Over het gros van de voorgelegde kwesties zijn de kiezers eensgezind, stelt het CBS vast. Zo hebben drie op de vijf er geen probleem mee als Turkije lid wordt van de Europese Unie. Ook als het gaat om het uitzenden van militairen naar Afghanistan, ontwikkelingshulp of het afschaffen van de hypotheekrenteaftrek staan de neuzen dezelfde kant op.
Voor het onderzoek heeft het CBS de handen ineengeslagen met de Stichting Kiezersonderzoek Nederland. Vierduizend kiezers werden geselecteerd, van wie een kleine drieduizend deelnamen aan een gesprek aan de vooravond van de verkiezingen. Aan het vervolggesprek deed 64 procent mee.

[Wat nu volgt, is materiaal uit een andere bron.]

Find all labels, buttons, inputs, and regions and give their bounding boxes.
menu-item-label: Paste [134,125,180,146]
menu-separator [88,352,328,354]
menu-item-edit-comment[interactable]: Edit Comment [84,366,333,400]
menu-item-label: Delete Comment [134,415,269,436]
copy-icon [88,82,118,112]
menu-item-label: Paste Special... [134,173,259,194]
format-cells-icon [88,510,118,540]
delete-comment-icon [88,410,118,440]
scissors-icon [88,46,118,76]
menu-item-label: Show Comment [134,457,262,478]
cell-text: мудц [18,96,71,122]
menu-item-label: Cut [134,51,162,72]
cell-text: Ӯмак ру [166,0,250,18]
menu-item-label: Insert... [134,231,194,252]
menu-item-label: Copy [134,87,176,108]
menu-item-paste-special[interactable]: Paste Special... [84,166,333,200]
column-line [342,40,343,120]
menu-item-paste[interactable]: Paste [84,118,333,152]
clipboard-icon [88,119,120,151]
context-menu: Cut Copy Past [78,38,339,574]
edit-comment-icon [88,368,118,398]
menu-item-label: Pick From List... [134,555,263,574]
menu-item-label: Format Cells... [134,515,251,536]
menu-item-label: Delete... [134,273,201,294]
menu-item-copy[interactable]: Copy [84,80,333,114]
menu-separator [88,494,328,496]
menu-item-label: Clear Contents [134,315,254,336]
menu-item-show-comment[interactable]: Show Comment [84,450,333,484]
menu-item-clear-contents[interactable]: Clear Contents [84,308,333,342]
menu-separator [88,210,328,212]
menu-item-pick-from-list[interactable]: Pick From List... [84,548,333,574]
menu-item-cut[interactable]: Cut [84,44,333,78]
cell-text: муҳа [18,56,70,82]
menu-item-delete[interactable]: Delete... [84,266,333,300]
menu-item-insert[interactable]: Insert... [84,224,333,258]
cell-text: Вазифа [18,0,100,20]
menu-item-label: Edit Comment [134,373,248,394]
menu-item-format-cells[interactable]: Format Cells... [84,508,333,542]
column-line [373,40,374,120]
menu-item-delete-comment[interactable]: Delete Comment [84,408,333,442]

De lage-inkomensgrens die het CBS hanteert, is afhankelijk van de gezinssamenstelling. In 2005 gold een inkomen van hooguit 870 euro netto per maand voor een alleenstaande als laag. Voor een duo zonder kinderen lag het normbedrag op twaalfhonderd euro. Zijn er kinderen, dan wordt de grens per kind met enkele honderden euro's verhoogd. Volgens het CBS waren er in 2005 660 duizend huishoudens, ofwel 1,4 miljoen Nederlanders, met een laag inkomen.